Article 63NHB ‘We had to leave home for a better future’: Kate Beaton on the brutal, drug-filled reality of life in an oil camp

‘We had to leave home for a better future’: Kate Beaton on the brutal, drug-filled reality of life in an oil camp

by
Claire Armitstead
from Environment | The Guardian on (#63NHB)

Before work like Hark! A Vagrant made her famous, the Canadian cartoonist spent two years in the Alberta wilderness, see-sawing between boredom and fear for her safety. Now she is finally ready to tell the story

In April 2008, an international media storm erupted over the death of 1,600 ducks in a toxic pond in Alberta, Western Canada. Kate Beaton remembers it well, because she was working there at the time. All of a sudden the whole world turned their heads and they're like: What's going on over there? Doesn't look good to me.' Because of the ducks. And I was like: It's terrible about the ducks, but I see people around me failing. I see a lot more than that going on, too, and no one seems to care. What about the workers? What about the cancer rates in the Indigenous communities?'"

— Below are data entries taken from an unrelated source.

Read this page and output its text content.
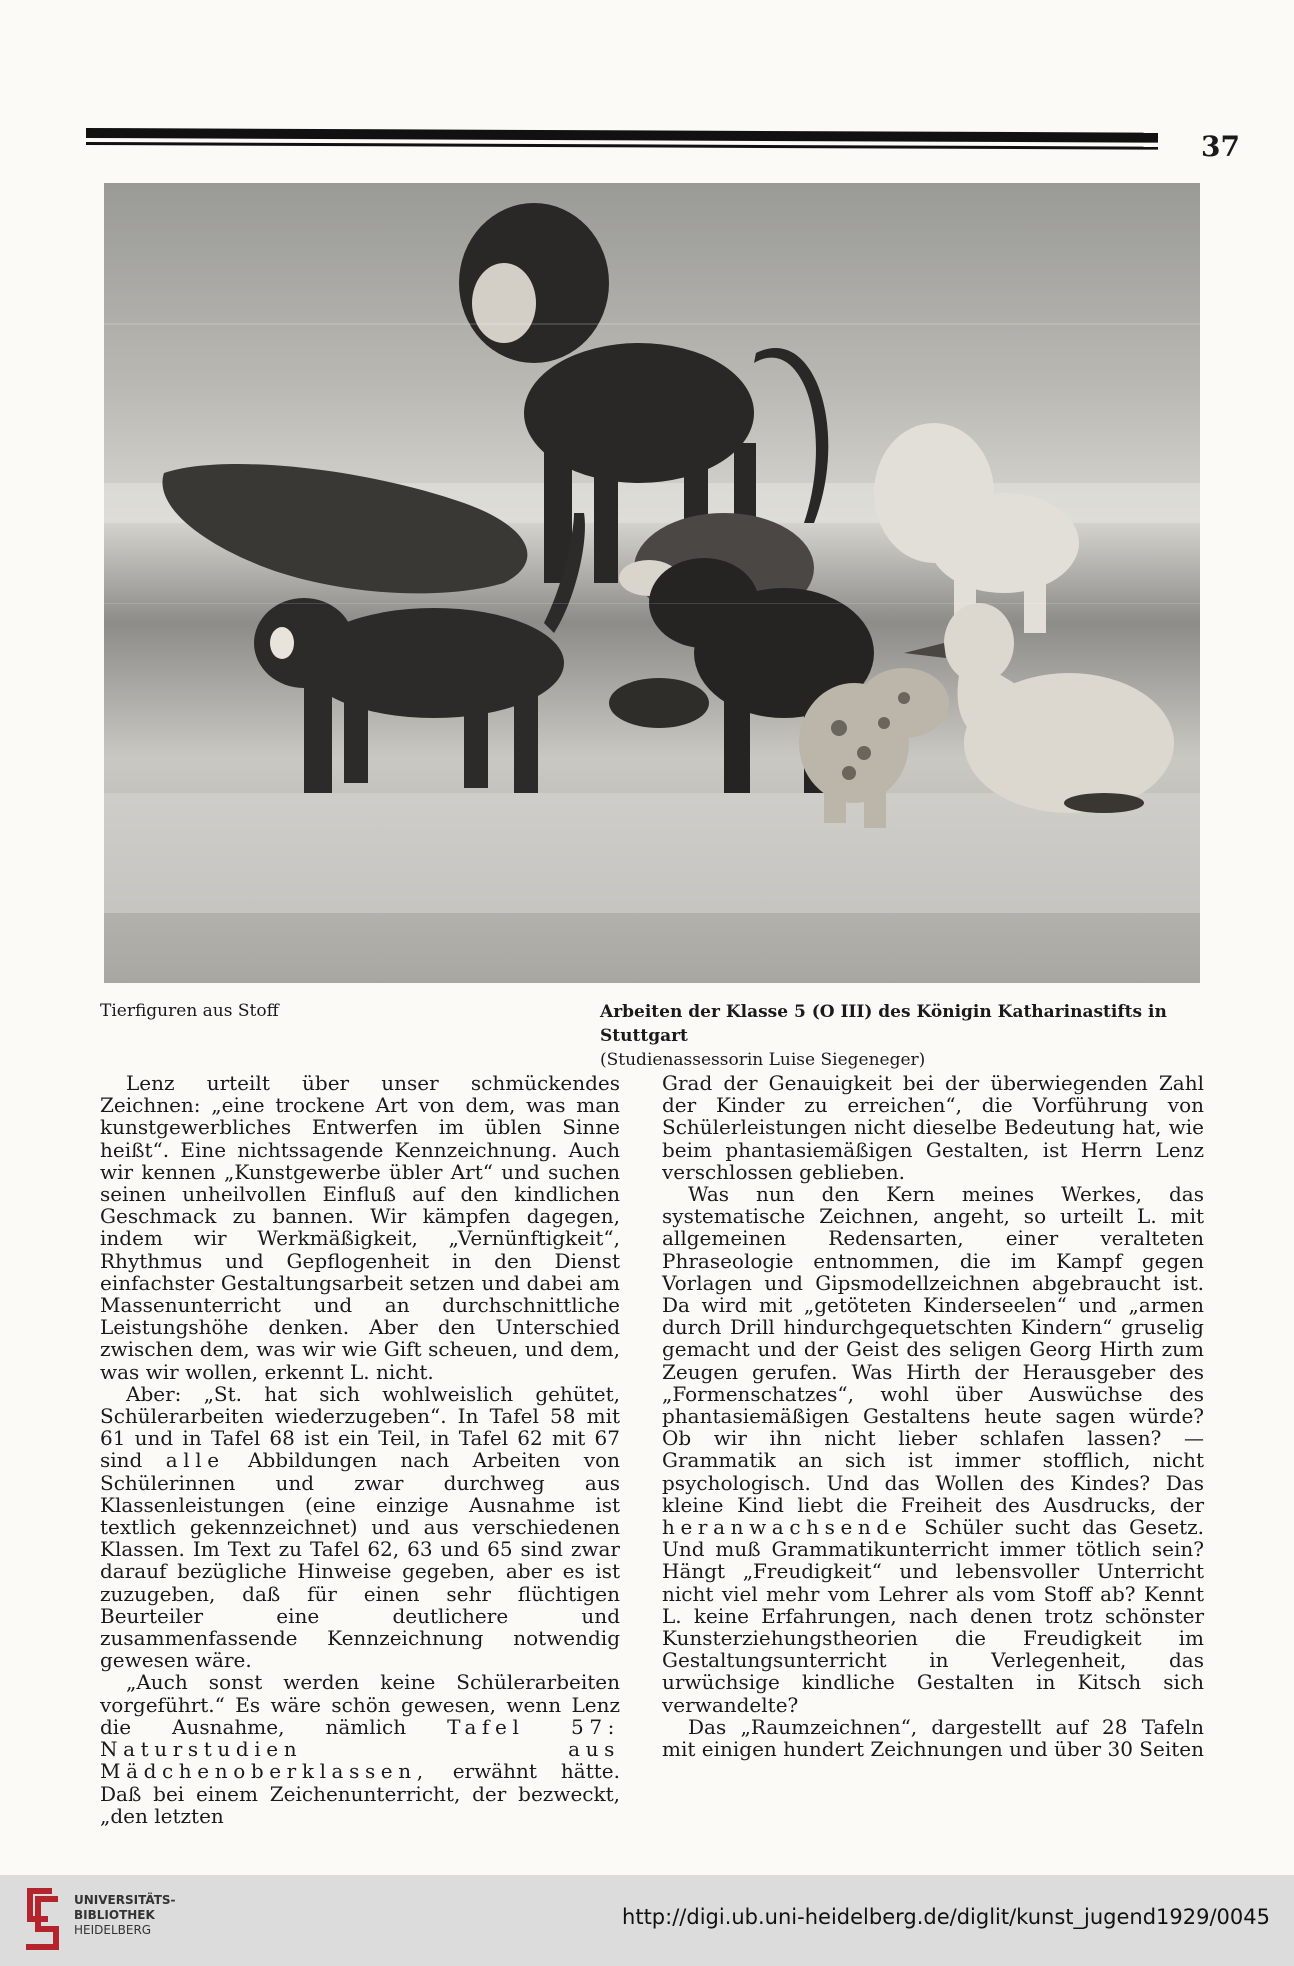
37
Tierfiguren aus Stoff	Arbeiten der Klasse 5 (O III) des Königin Katharinastifts in Stuttgart
(Studienassessorin Luise Siegeneger)

Lenz urteilt über unser schmückendes Zeichnen: „eine trockene Art von dem, was man kunstgewerbliches Entwerfen im üblen Sinne heißt“. Eine nichtssagende Kennzeichnung. Auch wir kennen „Kunstgewerbe übler Art“ und suchen seinen unheilvollen Einfluß auf den kindlichen Geschmack zu bannen. Wir kämpfen dagegen, indem wir Werkmäßigkeit, „Vernünftigkeit“, Rhythmus und Gepflogenheit in den Dienst einfachster Gestaltungsarbeit setzen und dabei am Massenunterricht und an durchschnittliche Leistungshöhe denken. Aber den Unterschied zwischen dem, was wir wie Gift scheuen, und dem, was wir wollen, erkennt L. nicht.

Aber: „St. hat sich wohlweislich gehütet, Schülerarbeiten wiederzugeben“. In Tafel 58 mit 61 und in Tafel 68 ist ein Teil, in Tafel 62 mit 67 sind alle Abbildungen nach Arbeiten von Schülerinnen und zwar durchweg aus Klassenleistungen (eine einzige Ausnahme ist textlich gekennzeichnet) und aus verschiedenen Klassen. Im Text zu Tafel 62, 63 und 65 sind zwar darauf bezügliche Hinweise gegeben, aber es ist zuzugeben, daß für einen sehr flüchtigen Beurteiler eine deutlichere und zusammenfassende Kennzeichnung notwendig gewesen wäre.

„Auch sonst werden keine Schülerarbeiten vorgeführt.“ Es wäre schön gewesen, wenn Lenz die Ausnahme, nämlich Tafel 57: Naturstudien aus Mädchenoberklassen, erwähnt hätte. Daß bei einem Zeichenunterricht, der bezweckt, „den letzten

Grad der Genauigkeit bei der überwiegenden Zahl der Kinder zu erreichen“, die Vorführung von Schülerleistungen nicht dieselbe Bedeutung hat, wie beim phantasiemäßigen Gestalten, ist Herrn Lenz verschlossen geblieben.

Was nun den Kern meines Werkes, das systematische Zeichnen, angeht, so urteilt L. mit allgemeinen Redensarten, einer veralteten Phraseologie entnommen, die im Kampf gegen Vorlagen und Gipsmodellzeichnen abgebraucht ist. Da wird mit „getöteten Kinderseelen“ und „armen durch Drill hindurchgequetschten Kindern“ gruselig gemacht und der Geist des seligen Georg Hirth zum Zeugen gerufen. Was Hirth der Herausgeber des „Formenschatzes“, wohl über Auswüchse des phantasiemäßigen Gestaltens heute sagen würde? Ob wir ihn nicht lieber schlafen lassen? — Grammatik an sich ist immer stofflich, nicht psychologisch. Und das Wollen des Kindes? Das kleine Kind liebt die Freiheit des Ausdrucks, der heranwachsende Schüler sucht das Gesetz. Und muß Grammatikunterricht immer tötlich sein? Hängt „Freudigkeit“ und lebensvoller Unterricht nicht viel mehr vom Lehrer als vom Stoff ab? Kennt L. keine Erfahrungen, nach denen trotz schönster Kunsterziehungstheorien die Freudigkeit im Gestaltungsunterricht in Verlegenheit, das urwüchsige kindliche Gestalten in Kitsch sich verwandelte?

Das „Raumzeichnen“, dargestellt auf 28 Tafeln mit einigen hundert Zeichnungen und über 30 Seiten

UNIVERSITÄTS-
BIBLIOTHEK
HEIDELBERG
http://digi.ub.uni-heidelberg.de/diglit/kunst_jugend1929/0045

A decade and a half later, Beaton has piled her memories of life in a camp in Alberta - built to exploit one of the world's largest single oil deposits - into a chunky, no-holds-barred graphic novel memoir titled Ducks: Two Years on the Oil Sands. She was 21 years old, and had just finished a degree in history and anthropology, when she left her home on an island off the easternmost tip of Canada for the job more than 2,000 miles away.